In a tiny town by the name of Nuanquan, not too far from the sprawling metropolis of Beijing, a curious tradition of throwing molten iron pulls in a growing crowd of tourists every Lunar New Year. The tradition is called da shuhua (打树花) which has the literal translation of ‘hitting tree-flower’ and is named after a forgotten technique of shaking trees to retrieve their blossom.
When the molten iron is thrown against an icy wall, it produces an incredible explosion. The sparks in the explosion are said to resemble falling blossom in the fashion of da shuhua.

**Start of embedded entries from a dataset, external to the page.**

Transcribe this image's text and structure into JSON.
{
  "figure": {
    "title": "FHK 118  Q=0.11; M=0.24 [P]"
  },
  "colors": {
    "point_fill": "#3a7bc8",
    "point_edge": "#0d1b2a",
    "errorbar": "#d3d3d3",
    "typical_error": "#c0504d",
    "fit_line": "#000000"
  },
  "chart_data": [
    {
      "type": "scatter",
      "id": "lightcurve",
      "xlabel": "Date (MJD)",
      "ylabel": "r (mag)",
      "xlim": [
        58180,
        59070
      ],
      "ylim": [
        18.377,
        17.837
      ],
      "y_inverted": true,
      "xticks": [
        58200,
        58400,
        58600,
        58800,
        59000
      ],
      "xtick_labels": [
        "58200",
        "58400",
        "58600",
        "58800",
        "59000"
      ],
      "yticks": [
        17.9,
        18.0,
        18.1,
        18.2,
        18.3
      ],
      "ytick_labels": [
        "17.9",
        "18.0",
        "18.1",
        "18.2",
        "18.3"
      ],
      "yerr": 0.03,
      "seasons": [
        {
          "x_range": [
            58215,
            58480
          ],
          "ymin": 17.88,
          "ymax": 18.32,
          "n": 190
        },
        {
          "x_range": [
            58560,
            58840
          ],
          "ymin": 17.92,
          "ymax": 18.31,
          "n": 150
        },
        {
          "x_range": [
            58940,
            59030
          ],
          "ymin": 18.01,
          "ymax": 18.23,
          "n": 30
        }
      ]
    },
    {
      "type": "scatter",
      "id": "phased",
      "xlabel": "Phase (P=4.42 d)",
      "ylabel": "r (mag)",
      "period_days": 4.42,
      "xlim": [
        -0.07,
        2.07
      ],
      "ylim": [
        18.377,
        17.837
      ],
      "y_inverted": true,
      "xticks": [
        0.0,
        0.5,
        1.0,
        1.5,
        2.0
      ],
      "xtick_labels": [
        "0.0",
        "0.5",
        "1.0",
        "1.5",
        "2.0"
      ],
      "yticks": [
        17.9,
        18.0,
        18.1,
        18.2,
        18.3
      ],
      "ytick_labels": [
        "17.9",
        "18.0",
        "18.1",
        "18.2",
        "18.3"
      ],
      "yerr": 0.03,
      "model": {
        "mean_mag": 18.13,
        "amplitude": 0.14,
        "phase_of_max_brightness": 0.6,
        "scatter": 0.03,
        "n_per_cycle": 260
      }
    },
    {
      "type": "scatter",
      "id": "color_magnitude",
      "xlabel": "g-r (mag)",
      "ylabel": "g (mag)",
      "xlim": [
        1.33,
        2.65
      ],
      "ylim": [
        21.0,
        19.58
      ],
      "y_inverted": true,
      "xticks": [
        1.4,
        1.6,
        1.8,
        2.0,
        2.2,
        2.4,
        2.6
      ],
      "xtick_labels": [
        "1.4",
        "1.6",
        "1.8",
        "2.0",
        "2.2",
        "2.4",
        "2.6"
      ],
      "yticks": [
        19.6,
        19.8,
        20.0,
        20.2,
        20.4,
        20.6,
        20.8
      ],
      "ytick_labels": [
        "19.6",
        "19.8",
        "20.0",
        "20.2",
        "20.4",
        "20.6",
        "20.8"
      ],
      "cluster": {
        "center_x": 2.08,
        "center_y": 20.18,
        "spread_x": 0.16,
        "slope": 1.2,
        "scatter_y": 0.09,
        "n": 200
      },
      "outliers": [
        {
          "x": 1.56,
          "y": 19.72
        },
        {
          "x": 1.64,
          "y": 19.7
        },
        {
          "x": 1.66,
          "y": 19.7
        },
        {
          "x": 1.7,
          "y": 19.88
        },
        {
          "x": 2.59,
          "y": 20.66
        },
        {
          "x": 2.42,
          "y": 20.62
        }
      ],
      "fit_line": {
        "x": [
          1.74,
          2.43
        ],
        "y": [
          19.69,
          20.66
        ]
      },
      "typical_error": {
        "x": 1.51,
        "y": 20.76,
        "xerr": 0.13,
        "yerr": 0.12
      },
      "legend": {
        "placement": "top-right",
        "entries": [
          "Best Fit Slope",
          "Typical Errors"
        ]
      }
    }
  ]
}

Once being dubbed the “poor man’s fireworks”, this dangerously thrilling activity comes from the creativity of its residents from centuries before, who could not afford the luxurious fireworks made from gunpowder packed into hollow bamboo stems. Thanks to Nuanquan’s enterprising nature, the town resorted to its steel works and Blacksmithing heritage to find an alternative. Hence throwing molten iron for entertainment was born and helped to forge the town’s identity. Year upon year, town dwellers would donate their scraps of iron for a spectacular fireworks show during the Lunar New Year festival.

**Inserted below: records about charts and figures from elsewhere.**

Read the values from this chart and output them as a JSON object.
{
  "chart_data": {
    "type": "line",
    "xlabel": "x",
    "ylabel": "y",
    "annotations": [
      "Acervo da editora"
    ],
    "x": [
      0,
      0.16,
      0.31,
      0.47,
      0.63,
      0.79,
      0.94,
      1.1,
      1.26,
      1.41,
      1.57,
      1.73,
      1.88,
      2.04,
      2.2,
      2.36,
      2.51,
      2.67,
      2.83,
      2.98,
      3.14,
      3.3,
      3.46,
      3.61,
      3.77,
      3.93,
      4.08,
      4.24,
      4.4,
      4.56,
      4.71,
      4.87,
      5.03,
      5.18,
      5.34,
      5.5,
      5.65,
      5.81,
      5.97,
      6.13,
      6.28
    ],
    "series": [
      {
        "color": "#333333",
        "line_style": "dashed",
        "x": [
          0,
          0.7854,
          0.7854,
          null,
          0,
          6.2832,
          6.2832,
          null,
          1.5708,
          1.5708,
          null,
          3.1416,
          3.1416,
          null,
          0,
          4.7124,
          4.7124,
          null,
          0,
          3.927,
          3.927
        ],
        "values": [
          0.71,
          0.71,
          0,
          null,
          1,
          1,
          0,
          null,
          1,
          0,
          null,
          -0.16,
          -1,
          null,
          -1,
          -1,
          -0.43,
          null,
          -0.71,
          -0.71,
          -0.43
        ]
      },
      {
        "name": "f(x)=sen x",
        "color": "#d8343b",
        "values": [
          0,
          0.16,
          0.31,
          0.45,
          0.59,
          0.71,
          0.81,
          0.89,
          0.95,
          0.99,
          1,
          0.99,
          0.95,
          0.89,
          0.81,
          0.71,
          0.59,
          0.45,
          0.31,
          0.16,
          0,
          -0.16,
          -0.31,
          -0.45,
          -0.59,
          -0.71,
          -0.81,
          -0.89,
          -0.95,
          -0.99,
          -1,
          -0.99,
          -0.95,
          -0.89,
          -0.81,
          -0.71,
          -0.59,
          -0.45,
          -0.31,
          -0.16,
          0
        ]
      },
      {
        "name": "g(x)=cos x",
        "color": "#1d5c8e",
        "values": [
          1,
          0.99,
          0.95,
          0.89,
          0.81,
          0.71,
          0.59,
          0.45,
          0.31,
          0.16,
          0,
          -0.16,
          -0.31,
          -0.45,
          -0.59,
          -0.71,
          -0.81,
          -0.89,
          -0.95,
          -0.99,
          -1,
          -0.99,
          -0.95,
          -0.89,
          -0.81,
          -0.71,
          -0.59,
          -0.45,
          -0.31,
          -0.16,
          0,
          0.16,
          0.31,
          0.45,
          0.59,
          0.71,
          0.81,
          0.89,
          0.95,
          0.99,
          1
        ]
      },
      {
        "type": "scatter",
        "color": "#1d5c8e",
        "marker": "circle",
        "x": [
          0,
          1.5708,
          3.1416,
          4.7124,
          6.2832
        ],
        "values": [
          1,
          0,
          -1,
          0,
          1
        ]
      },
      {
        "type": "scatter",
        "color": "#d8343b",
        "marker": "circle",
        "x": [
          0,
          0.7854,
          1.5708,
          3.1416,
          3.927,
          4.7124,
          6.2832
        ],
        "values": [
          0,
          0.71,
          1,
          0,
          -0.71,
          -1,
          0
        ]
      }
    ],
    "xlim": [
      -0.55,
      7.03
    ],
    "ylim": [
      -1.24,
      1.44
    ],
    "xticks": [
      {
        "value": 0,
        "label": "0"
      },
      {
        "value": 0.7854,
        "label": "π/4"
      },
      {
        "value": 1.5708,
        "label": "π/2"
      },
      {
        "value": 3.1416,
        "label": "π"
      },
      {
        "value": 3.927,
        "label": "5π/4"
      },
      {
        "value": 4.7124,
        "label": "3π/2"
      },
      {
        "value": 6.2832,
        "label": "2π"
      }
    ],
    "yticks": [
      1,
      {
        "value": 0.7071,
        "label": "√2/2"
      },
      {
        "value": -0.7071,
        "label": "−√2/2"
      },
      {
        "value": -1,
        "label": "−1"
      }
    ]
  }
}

China’s firework obsession at the time of New Year has a dubious future due to the government’s recent crackdown in banning firework displays. Fireworks release the pollutant PM2.5 into the air which contributes to some of the worst cases of pollution on the planet.

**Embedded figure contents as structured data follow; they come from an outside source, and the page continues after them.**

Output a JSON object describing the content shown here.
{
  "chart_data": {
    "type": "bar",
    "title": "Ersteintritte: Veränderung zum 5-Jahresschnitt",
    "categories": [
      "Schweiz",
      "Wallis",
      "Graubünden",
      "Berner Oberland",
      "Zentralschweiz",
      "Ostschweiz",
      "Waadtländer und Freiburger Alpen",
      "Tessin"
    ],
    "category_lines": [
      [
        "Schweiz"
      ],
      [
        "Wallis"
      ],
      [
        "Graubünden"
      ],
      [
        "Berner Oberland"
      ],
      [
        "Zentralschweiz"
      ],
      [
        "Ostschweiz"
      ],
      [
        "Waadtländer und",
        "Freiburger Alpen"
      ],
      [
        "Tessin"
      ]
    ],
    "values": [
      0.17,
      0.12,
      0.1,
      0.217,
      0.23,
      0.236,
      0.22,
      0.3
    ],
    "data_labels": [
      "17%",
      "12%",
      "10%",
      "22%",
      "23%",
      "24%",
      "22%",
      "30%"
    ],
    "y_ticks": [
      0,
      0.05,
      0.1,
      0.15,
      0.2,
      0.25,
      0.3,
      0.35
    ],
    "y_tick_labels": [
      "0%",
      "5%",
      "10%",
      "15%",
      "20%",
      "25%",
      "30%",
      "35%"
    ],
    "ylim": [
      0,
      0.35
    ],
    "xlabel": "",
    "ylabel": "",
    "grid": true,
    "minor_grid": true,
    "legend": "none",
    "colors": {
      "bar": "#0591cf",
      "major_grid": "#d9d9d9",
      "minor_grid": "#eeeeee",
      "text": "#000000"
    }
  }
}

However, da shuhua shows no signs of stopping as more and more tourists flock to Nuanquan in an act of re-discovering their Chinese traditions. The shows are becoming extravaganzas in their own right with a variety of acts and music around the staple event of throwing molten iron.
Students interested in reading AMES or Oriental Studies would do well to consider the act of da shuhua in its cultural and historical context. Geographers and Human Scientists may be interested in the conflict of tradition and environmental pressures in modern China.